Goddy Leye, dans une installation vidéo, questionne la colonisation du Cameroun par l’utilisation abusive d’un traité de protectorat entre certains chefs sur la Côte littorale et la puissance germanique. La nation colonisatrice passera outre les termes de ce traité, circoncis à une zone précise, pour coloniser le reste du pays. Pascale Martine Tayou, recourt à la provocation et à un humour caustique pour critiquer et même sensibiliser. En 1993, à l’occasion de l’opération « Fights against aids » initiée par La Revue Noire, le plasticien camerounais propose une série de panneaux, des espèces de poupées en assemblage de bois et autres matériaux hétéroclites, qui restituent avec fort réalisme, entre autres détails, les attributs intimes de l’homme et de la femme.
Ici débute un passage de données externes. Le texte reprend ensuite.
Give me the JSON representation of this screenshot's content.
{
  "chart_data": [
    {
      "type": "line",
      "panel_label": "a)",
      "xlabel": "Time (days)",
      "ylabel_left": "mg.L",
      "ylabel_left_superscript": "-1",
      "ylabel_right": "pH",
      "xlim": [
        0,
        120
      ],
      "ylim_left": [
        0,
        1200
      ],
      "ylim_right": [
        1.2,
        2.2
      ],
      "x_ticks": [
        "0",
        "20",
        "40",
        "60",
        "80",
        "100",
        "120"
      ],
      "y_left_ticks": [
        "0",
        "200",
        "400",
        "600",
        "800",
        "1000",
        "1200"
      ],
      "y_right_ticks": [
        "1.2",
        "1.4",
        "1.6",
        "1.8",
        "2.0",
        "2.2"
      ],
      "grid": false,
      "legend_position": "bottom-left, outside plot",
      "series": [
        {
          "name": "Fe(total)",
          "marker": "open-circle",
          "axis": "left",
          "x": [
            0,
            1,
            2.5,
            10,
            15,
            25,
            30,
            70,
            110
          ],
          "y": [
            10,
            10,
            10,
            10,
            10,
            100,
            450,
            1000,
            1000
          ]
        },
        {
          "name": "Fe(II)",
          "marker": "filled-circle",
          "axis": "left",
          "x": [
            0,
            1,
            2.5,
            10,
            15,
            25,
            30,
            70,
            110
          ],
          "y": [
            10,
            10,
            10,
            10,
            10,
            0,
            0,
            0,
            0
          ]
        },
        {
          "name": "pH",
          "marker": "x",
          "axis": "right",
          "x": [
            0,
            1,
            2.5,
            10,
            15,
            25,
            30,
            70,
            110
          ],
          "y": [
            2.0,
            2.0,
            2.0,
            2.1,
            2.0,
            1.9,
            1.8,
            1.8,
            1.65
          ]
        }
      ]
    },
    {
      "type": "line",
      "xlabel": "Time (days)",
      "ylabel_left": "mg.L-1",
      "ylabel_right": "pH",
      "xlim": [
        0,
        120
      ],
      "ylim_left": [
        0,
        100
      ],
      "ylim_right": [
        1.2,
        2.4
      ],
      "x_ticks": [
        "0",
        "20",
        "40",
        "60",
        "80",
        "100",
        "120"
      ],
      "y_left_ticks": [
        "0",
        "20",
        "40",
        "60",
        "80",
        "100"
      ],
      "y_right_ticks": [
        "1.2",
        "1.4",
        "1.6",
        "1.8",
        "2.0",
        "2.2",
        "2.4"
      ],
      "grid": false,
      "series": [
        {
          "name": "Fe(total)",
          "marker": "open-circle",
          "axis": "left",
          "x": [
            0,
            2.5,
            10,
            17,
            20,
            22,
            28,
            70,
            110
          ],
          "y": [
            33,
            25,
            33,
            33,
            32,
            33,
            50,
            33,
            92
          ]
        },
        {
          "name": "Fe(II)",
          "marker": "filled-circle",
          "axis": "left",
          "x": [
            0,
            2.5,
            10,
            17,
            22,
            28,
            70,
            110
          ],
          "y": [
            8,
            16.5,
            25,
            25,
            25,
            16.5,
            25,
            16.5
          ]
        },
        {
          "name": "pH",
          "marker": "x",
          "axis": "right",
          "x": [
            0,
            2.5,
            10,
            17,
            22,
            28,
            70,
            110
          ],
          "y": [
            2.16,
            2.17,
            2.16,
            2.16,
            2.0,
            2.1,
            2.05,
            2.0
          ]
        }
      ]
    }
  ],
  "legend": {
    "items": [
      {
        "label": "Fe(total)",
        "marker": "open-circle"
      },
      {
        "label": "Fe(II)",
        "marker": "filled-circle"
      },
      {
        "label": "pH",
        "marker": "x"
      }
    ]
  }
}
Ainsi, des verges tantôt visibles, tantôt recouvertes par d’énormes chaussettes de laine (la capote n’est pas bien loin), les pubis chatoyants, ou des bustes féminins, collages de tétines de biberons en caoutchouc, auraient pu choquer les esprits pudiques. Au cours de la soirée de présentation qui a eu lieu à Yaoundé, le plasticien, passé maître dans l’art de la dérision, a simplement déclaré : « Vous dites ce que vous voulez, mais quand je vois toute la merde qu’il y a autour de moi, pourquoi voulez-vous m’empêcher de faire caca ? »
Politique, société ou sexualité, le créateur camerounais montre ce qu’il veut, des choses qui le touchent de façon personnelle. Aidé en cela par le désintérêt des autorités et même d’une grande partie de la population pour les arts plastiques…

Yvonne Monkam, journaliste camerounaise, licenciée en Lettres bilingues de l’université de Yaoundé, est correspondante d’Africultures et responsable de l’édition Cameroun d’Amina (supplément de 8 pages). Auteur de Bindi-Bindi (album illustré pour enfants), 1999, éd. Clé, Yaoundé.